DNA methylation spreads into neighboring genes in Δdmm-1 but not Δdmm-2 strains. (A) DNA methylation profile of wild-type (WT), Δdmm-1, and Δdmm-2 strains across entire chromosome VII. Methylated DNA were immunoprecipitated (MeDIP) from DNA of wild-type (red), Δdmm-1 (blue), and Δdmm-2 (green) strains and used to probe ∼40,000 oligonucleotide sequences on an Agilent slide (Lewis et al. 2008). Results are shown as log₂[IP/input] values (Y-axis). A scale bar is shown, and the centromere region is identified. (B) Data for four representative methylated regions of chromosome VII (positions indicated by arrows) are shown magnified ∼50-fold. (Bottom) The positions of predicted genes are shown in gray, and those that are methylated in Δdmm-1 but not Δdmm-2 are indicated. (C) Averaged levels of DNA methylation across the ∼80 edges of methylated regions on chromosome VII in wild-type (WT, red), Δdmm-1 (blue), and Δdmm-2 (green) strains. (D) Down-regulation of NCU02414 gene in a Δdmm-1 strain is relieved by loss of DNA methylation. Total RNA of the indicated strains were isolated and used for Northern hybridization with an NCU02414 probe. 28S rRNA was visualized by ethidium bromide (EtBr) staining.

Figure 6.

H3K9me3 spreads in Δdmm-1 mutants but not in Δdmm-1, Δdim-2 double mutants. (A) Schematic representation of the 8:G3 region (see Fig. 1B).
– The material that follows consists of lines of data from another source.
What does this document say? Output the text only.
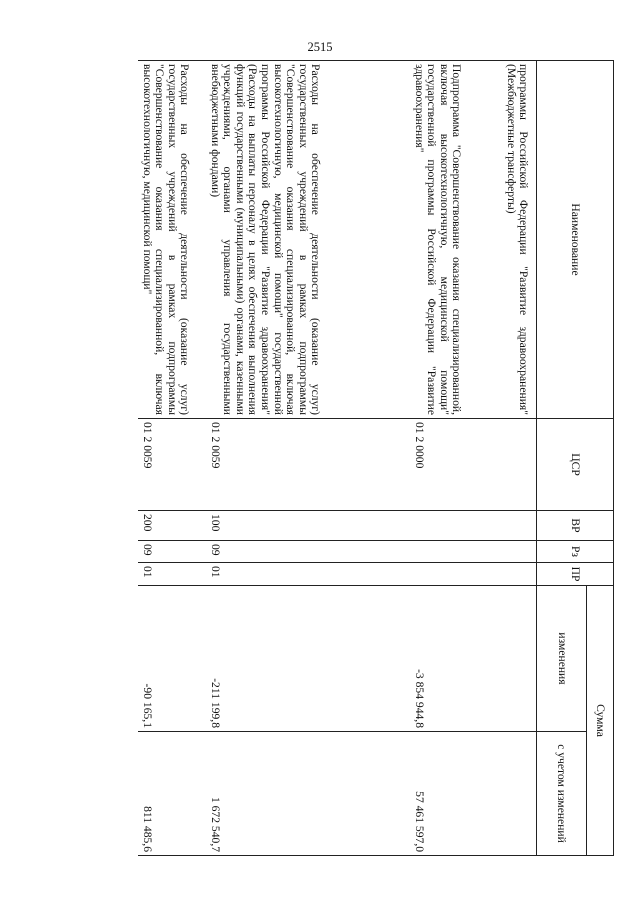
2515
Наименование	ЦСР	ВР	Рз	ПР	Сумма	
					изменения	с учетом изменений
программы Российской Федерации "Развитие здравоохранения" (Межбюджетные трансферты)						
Подпрограмма "Совершенствование оказания специализированной, включая высокотехнологичную, медицинской помощи" государственной программы Российской Федерации "Развитие здравоохранения"	01 2 0000				-3 854 944,8	57 461 597,0
Расходы на обеспечение деятельности (оказание услуг) государственных учреждений в рамках подпрограммы "Совершенствование оказания специализированной, включая высокотехнологичную, медицинской помощи" государственной программы Российской Федерации "Развитие здравоохранения" (Расходы на выплаты персоналу в целях обеспечения выполнения функций государственными (муниципальными) органами, казенными учреждениями, органами управления государственными внебюджетными фондами)	01 2 0059	100	09	01	-211 199,8	1 672 540,7
Расходы на обеспечение деятельности (оказание услуг) государственных учреждений в рамках подпрограммы "Совершенствование оказания специализированной, включая высокотехнологичную, медицинской помощи"	01 2 0059	200	09	01	-90 165,1	811 485,6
The numbered horizontal black bars indicate the regions tested on total input DNA (example for wild type shown in B) or by ChIP using antibodies against H3K9me3 (C–F) using chromatin from the indicated strains. A euchromatic gene lacking DNA methylation (hH4-1) was used as an internal control. The ratios of intensities measured for hH4-1 and the indicated probe were normalized to the ratios obtained without immunoprecipitation (total input) and are presented below the lanes. ChIP experiments were repeated at least twice with equivalent results (data not shown).

Figure 7.

DMM-1 is localized preferentially at edges of methylated regions via associations with HP1 and DMM-2. (A) MeDIP (red) and ChIP–chip analyses with antibodies against HP1-GFP (blue) and DMM-1-HA (green) in otherwise wild-type (WT) strains are shown as log₂[IP/input] values (Y-axis). (B) Data for four representative methylated regions of chromosome VII (positions indicated by arrows) are shown magnified ∼50-fold. (Bottom) The positions of predicted genes are shown in gray. (C) Average enrichment of H3K9me3 (red), HP1-GFP (blue), and DMM-1-HA (green) on the 80 edges of methylated regions of chromosome VII. (D) Conventional ChIP analyses with antibodies against DMM-1-Flag or Flag-DMM-2 in indicated strains at two methylated regions: 8:A6 and the center of 8:G3 (segment 6 in Fig. 6A). Data from duplicate ChIP experiments (Supplemental Fig. 22B) were averaged and are presented graphically with error bars to indicate variation. (E) DMM-1 association with HP1 is independent of DIM-2, DIM-5, and DMM-2. Extracts from strains with (+) or without (−) the HA-tagged dmm-1 gene and/or the Flag-tagged hpo gene in the indicated strains were immunoprecipitated with anti-Flag antibodies. Input and immunoprecipitation samples were fractionated and analyzed by Western blotting with anti-HA antibodies. (F) Model for the involvement of HP1/DMM-1/2 complex in normal distribution of DNA methylation within transposon relics. (Red lines) RIP'd/A:T-rich DNA; (black lines) unRIP'd DNA; (small red circles) methyl groups; (mC) methyl-cytosine; (KDM) lysine demethylase.